18. Example of Alternative Splicing the Same Gene in Humans
Current estimates from the Human Genome Project show that there are about 23,700 protein-coding genes in the human genome; BUT they are responsible for producing about 160,000 different proteins. This is possible due to alternative splicing during RNA Processing. Each protein coding gene has an average of 7 different products. 95% of human genes undergo alternative splicing.
An average human gene is 36,000 base pairs (bp) long, but contains 6 introns that are about 5700 bp each and 7 exons that are about 300 bp each. So, the actual coding region is only 2100 bp for a 36,000 bp gene. (a bit of trivia: by bp number, if we include the introns, 25% of your genome is composed of protein-coding genes, but if we only count the exons, then only 1.3% of your genome codes for protein)
CGRP (calcitonin gene related peptide) is a hormone that 37 is amino acids long and produced in the hypothalamus. This molecule interacts with receptors in nervous tissue. It is a potent peptide vasodilator and can function in the transmission of pain. It is thought to be a part of the cause of migraine headaches.

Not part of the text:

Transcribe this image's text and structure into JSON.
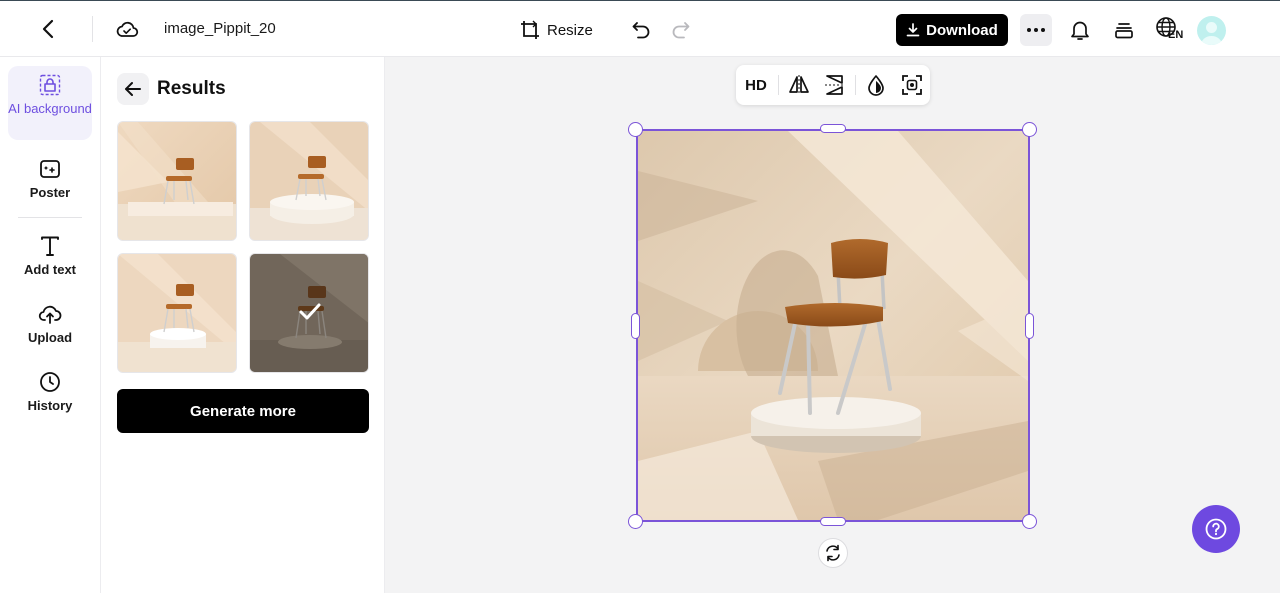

Calcitonin which is produced by the thyroid gland is formed from the alternative splicing of the same gene as CGRP (calcitonin/CGRP gene). This located on chromosome 11. Calcitonin increases the concentration of calcium in the blood when secreted from the thyroid gland.
There are 23,700 protein-coding genes in the human genome; BUT they are responsible for producing about 160,000 different proteins. This is possible due to alternative splicing during RNA Processing. Each protein coding gene has an average of 7 different products. 95% of human genes undergo alternative splicing.

19. Post-translational control- Ubiquitin
Proteins that need to be degraded are tagged with a protein called ubiquitin. Once tagged, a protein complex called a proteasome breaks down the protein. The ubiquitin molecules are recycled and the small polypeptide fragments are further degraded by other enzymes.